I would. It gives me great pleasure not to open up the debate, but to close the debate on this important legislation.
I reiterate my appreciation to Senators for their contributions and constructive engagement during the various Stages of Bill. In particular I highlight this afternoon's contributions by Senators Norris, Conway-Walsh, Kelleher, Higgins, Conway, Ó Donnghaile, Buttimer and Ned O'Sullivan. This is one of the most important items of legislation to come before the Oireachtas this year. I know we are all pleased that we have reached the point where the Bill is about to be passed by the Oireachtas.
I do not suppose there is any criminal or family law legislation enacted in the past two decades that does not have the fingerprints of Senator Bacik on it and this is no different. She continues to make a valuable contribution along with everybody else, in ensuring we acknowledge that domestic violence can have devastating physical, emotional and financial consequences for victims, as well as society as a whole.
Protecting and supporting victims has been a key priority for the Government. The enactment of the Domestic Violence Bill is a key part of the second national strategy on domestic, sexual and gender-based violence. The Bill will allow us to proceed further on the important issue of ratifying the Istanbul Convention, as Senator Kelleher mentioned. I want to see the convention ratified as a priority. The Bill will help us meet many of the requirements of the convention. A final piece of the legislative jigsaw will be a short technical Bill dealing with extraterritorial aspects.
Yesterday I received Government approval for the heads of the criminal justice (Istanbul Convention) Bill. It is my hope that this legislation can be advanced quickly. I would be happy to keep Seanadóirí fully informed and briefed. I hope we can have early publication and consequent debate.
I was pleased to ensure that from 1 January the financial contribution required from applicants for civil legal aid in domestic violence cases in the District Court was removed. This practical change will help ensure that victims of domestic violence feel confident about turning to the courts and it removes a possible barrier to access to justice. Senator Conway-Walsh is right in saying that now that we have passed the Bill, we need to ensure that people are informed about it.
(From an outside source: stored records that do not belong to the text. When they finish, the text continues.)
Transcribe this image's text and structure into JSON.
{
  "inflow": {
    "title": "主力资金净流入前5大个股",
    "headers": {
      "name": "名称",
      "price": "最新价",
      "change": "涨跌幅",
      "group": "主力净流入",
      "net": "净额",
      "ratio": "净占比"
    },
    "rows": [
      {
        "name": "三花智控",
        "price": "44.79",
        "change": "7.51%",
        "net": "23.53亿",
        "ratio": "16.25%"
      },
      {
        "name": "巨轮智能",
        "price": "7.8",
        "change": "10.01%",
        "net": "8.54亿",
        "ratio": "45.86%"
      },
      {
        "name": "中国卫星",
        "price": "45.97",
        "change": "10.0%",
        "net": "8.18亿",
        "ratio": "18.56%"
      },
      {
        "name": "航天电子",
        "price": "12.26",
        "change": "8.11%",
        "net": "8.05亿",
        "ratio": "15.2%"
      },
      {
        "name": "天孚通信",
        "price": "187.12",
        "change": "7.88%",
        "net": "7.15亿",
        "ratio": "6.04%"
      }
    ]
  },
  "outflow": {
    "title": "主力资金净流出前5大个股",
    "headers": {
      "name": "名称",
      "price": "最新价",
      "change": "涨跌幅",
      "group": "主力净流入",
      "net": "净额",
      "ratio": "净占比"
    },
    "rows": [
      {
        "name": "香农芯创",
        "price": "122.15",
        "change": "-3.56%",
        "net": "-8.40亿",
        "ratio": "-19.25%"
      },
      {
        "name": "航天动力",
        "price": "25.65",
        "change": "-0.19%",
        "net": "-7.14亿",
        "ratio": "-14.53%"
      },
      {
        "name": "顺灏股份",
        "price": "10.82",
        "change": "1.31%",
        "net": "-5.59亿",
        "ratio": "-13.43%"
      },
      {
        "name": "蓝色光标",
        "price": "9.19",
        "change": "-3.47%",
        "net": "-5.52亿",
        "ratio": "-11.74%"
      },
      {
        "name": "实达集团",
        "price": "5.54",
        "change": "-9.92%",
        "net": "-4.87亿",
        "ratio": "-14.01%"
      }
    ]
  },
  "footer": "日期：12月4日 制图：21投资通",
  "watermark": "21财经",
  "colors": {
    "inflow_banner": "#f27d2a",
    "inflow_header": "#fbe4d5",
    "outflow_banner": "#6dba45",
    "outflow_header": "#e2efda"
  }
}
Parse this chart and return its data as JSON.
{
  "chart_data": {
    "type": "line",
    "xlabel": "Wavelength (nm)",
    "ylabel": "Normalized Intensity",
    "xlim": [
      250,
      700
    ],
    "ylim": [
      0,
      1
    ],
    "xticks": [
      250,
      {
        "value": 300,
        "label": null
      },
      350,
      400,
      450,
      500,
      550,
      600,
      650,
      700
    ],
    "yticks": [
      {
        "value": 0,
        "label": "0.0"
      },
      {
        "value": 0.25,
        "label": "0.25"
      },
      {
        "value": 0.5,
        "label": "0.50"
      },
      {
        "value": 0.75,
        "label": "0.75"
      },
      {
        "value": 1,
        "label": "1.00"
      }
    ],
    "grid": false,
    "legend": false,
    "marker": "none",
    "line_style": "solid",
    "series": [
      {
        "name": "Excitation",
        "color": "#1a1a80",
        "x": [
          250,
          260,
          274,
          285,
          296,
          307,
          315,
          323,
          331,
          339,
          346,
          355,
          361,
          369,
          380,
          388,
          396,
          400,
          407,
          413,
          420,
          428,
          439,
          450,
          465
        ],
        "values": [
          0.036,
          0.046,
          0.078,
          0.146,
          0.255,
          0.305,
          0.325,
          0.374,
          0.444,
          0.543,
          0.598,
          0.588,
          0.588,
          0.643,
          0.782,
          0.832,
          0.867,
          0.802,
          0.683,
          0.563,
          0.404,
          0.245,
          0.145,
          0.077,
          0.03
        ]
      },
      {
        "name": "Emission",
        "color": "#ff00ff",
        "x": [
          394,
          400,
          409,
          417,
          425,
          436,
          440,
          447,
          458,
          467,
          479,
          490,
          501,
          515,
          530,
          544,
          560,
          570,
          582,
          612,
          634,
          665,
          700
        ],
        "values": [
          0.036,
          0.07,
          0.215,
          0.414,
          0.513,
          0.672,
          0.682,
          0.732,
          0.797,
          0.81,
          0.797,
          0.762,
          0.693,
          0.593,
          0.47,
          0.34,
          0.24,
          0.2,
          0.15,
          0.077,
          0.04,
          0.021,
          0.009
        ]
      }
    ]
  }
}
Senator Conway-Walsh also mentioned an all-island approach and I agree. The Senator will know that I do not have an opposite number with whom to engage in Northern Ireland. I daresay the Senator and her party can probably do a bit more than I can about the restoration of the Executive in Northern Ireland to ensure that there is a justice Minister in Northern Ireland with whom I would really like to have a very early and important meeting.
I acknowledge the contribution of the Minister of State, Deputy Stanton and the former Tánaiste, Deputy Fitzgerald, who as Minister for Justice and Equality, made tackling domestic violence a personal priority. She published the general scheme in 2015, brought forward the published Bill last year, introduced it in the Seanad and joined us earlier this afternoon. I take this opportunity to say that throughout her life, Deputy Fitzgerald has worked to advance the cause of the vulnerable in society. She has been particularly active in advancing women’s rights as a social worker, as an advocate and more latterly, as an active and senior politician. She continues to do great work in that regard for which I thank her.
The Minister of State, Deputy Stanton, is an exceptional colleague and an invaluable help to me in our busy Department bringing an understated compassion and sincerity to the many challenging issues on his desk. In developing the Bill, my Department and my colleague the Minister of State, Deputy Stanton, have engaged closely with groups who support victims of domestic violence. Many of those have been mentioned here today. I acknowledge the work being done by these organisations, some of whom I have met very recently, and their contribution in strengthening the provisions of the Bill.
For too long, domestic violence has been seen primarily as physical abuse. The new offence of coercive control sends a clear, consistent message that non-violent control in an intimate relationship is criminal. The effect of such behaviour may be as harmful to victims as physical abuse because it is an abuse of the unique trust associated with an intimate relationship. If I omitted to mention Senator Black earlier, I want to acknowledge her great contribution in the changes we managed to bring about at her request - or dare I say at her insistence - on earlier Stages of the Bill.
Another important provision will ensure that an intimate relationship between victim and perpetrator must be regarded as an aggravating factor in sentencing for a wide range of offences. This new provision sends a message that society will no longer tolerate the appalling breach of trust committed by one partner against the other in an intimate context.
I thank my officials in the Department of Justice and Equality, many of whom worked hard to ensure we got to this point in the spring of this year. In particular I highlight the senior officials, Greg Heylin and Tracy O'Keeffe.
This Bill, soon to be enacted, will help to improve the protection of the law for victims of domestic violence, as it puts the needs of victims first and foremost. Like all Seanadóirí here, I look forward to its enactment and implementation.